This is a k x k positive-definite covariance matrix Sigma for dhuangwand, or the Cholesky factor U of the covariance matrix for dhuangwandc.

nu

This is a scalar degrees of freedom parameter nu. The default is nu=2, which is an uninformative prior, resulting in marginal uniform distributions on the correlation matrix.

a

This is a positive-only vector of scale parameters a of length k.

A

This is a positive-only vector of of scale hyperparameters A of length k. Larger values result in a more uninformative prior. A default, uninformative prior is A=rep(1e6,k).

log

Logical.
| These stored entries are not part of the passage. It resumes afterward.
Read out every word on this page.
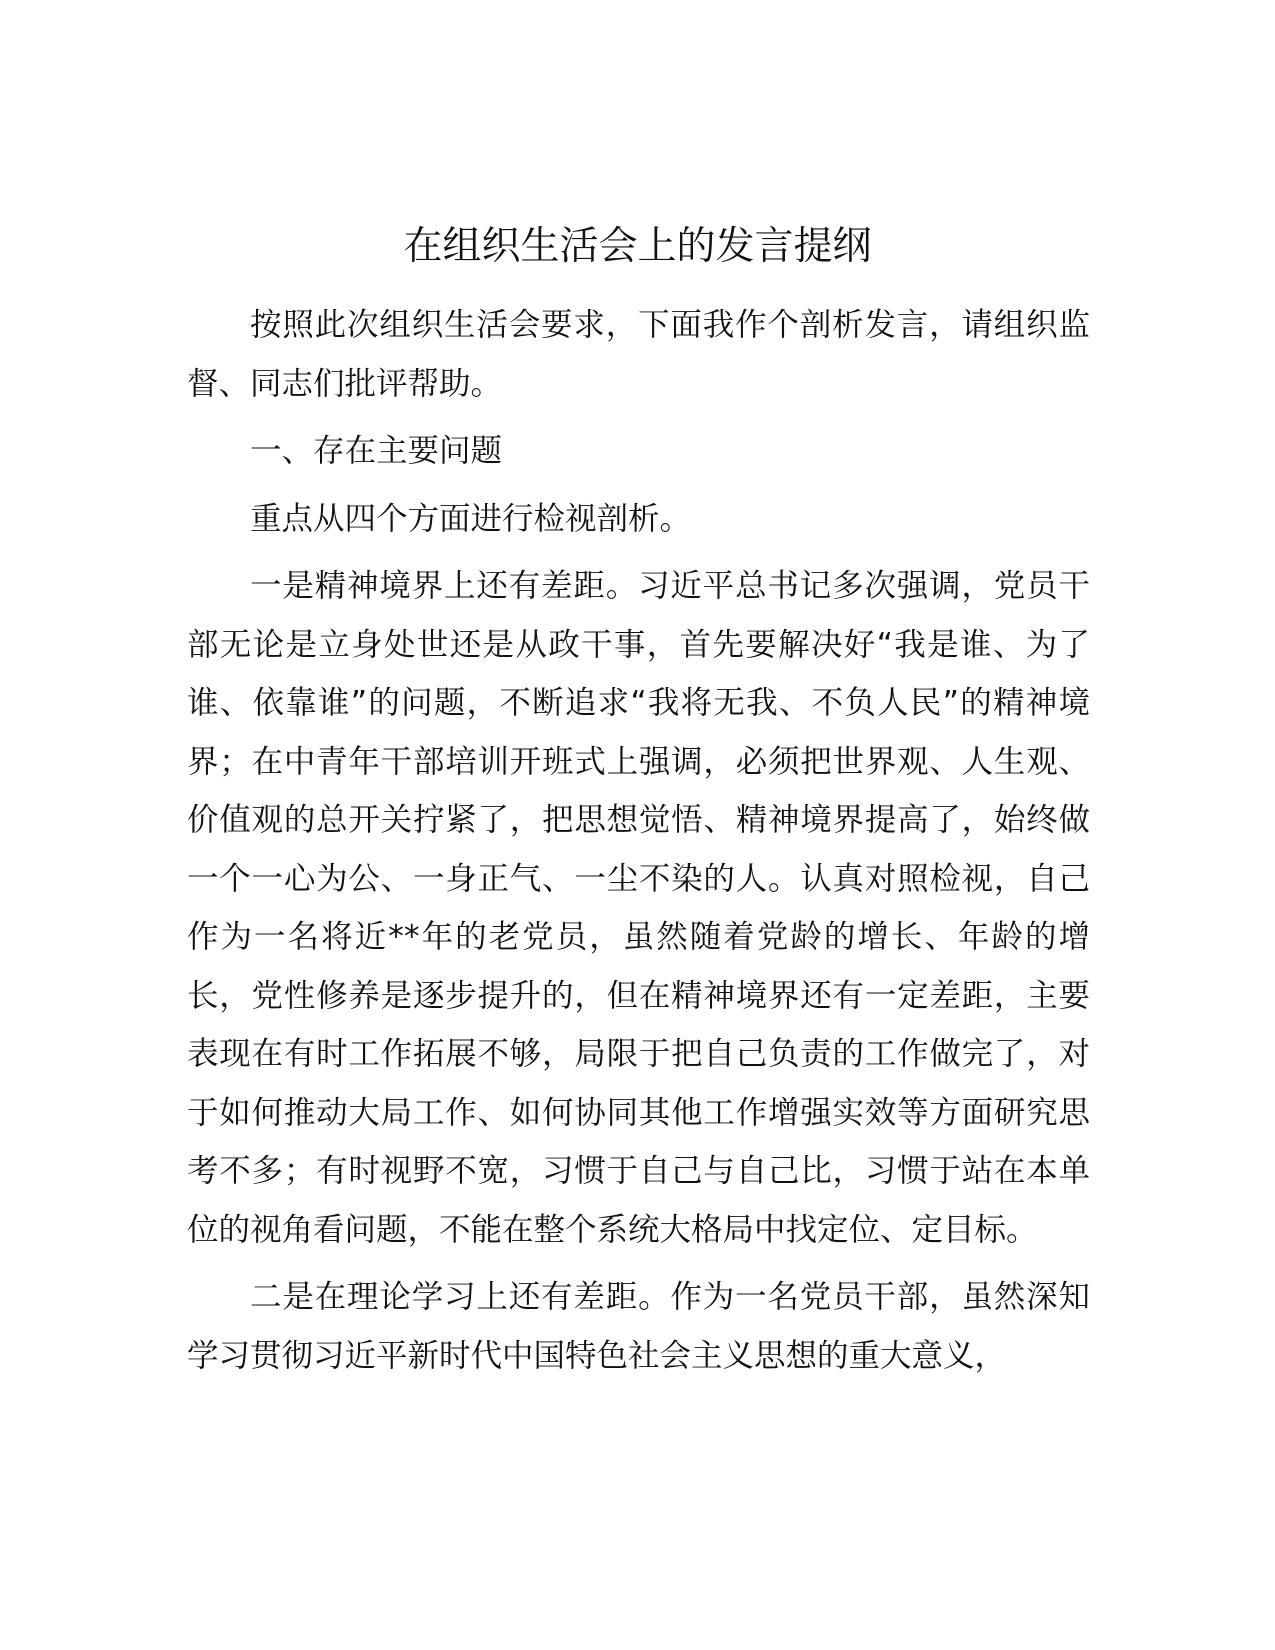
在组织生活会上的发言提纲

按照此次组织生活会要求，下面我作个剖析发言，请组织监督、同志们批评帮助。

一、存在主要问题

重点从四个方面进行检视剖析。

一是精神境界上还有差距。习近平总书记多次强调，党员干部无论是立身处世还是从政干事，首先要解决好“我是谁、为了谁、依靠谁”的问题，不断追求“我将无我、不负人民”的精神境界；在中青年干部培训开班式上强调，必须把世界观、人生观、价值观的总开关拧紧了，把思想觉悟、精神境界提高了，始终做一个一心为公、一身正气、一尘不染的人。认真对照检视，自己作为一名将近**年的老党员，虽然随着党龄的增长、年龄的增长，党性修养是逐步提升的，但在精神境界还有一定差距，主要表现在有时工作拓展不够，局限于把自己负责的工作做完了，对于如何推动大局工作、如何协同其他工作增强实效等方面研究思考不多；有时视野不宽，习惯于自己与自己比，习惯于站在本单位的视角看问题，不能在整个系统大格局中找定位、定目标。

二是在理论学习上还有差距。作为一名党员干部，虽然深知学习贯彻习近平新时代中国特色社会主义思想的重大意义，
If log=TRUE, then the logarithm of the density is returned.

Details

  • Application: Continuous Multivariate

  • Density: p(theta) = W^(-1)[nu+k-1](2*nu*diag(1/a)) G^(-1)(1/2, 1/A^2)

  • Inventor: Huang and Wand (2013)

  • Notation 1: theta ~ HW[nu](a, A)

  • Notation 2: p(theta) ~ HW[nu](theta | a, A)

  • Parameter 1: degrees of freedom nu

  • Parameter 2: scale a > 0

  • Parameter 3: scale A > 0

  • Mean:

  • Variance:

  • Mode:

Huang and Wand (2013) proposed a prior distribution for a covariance matrix that uses a hierarchical inverse Wishart. This is a more flexible alternative to the inverse Wishart distribution, and the Huang-Wand prior retains conjugacy. The Cholesky parameterization is also provided here.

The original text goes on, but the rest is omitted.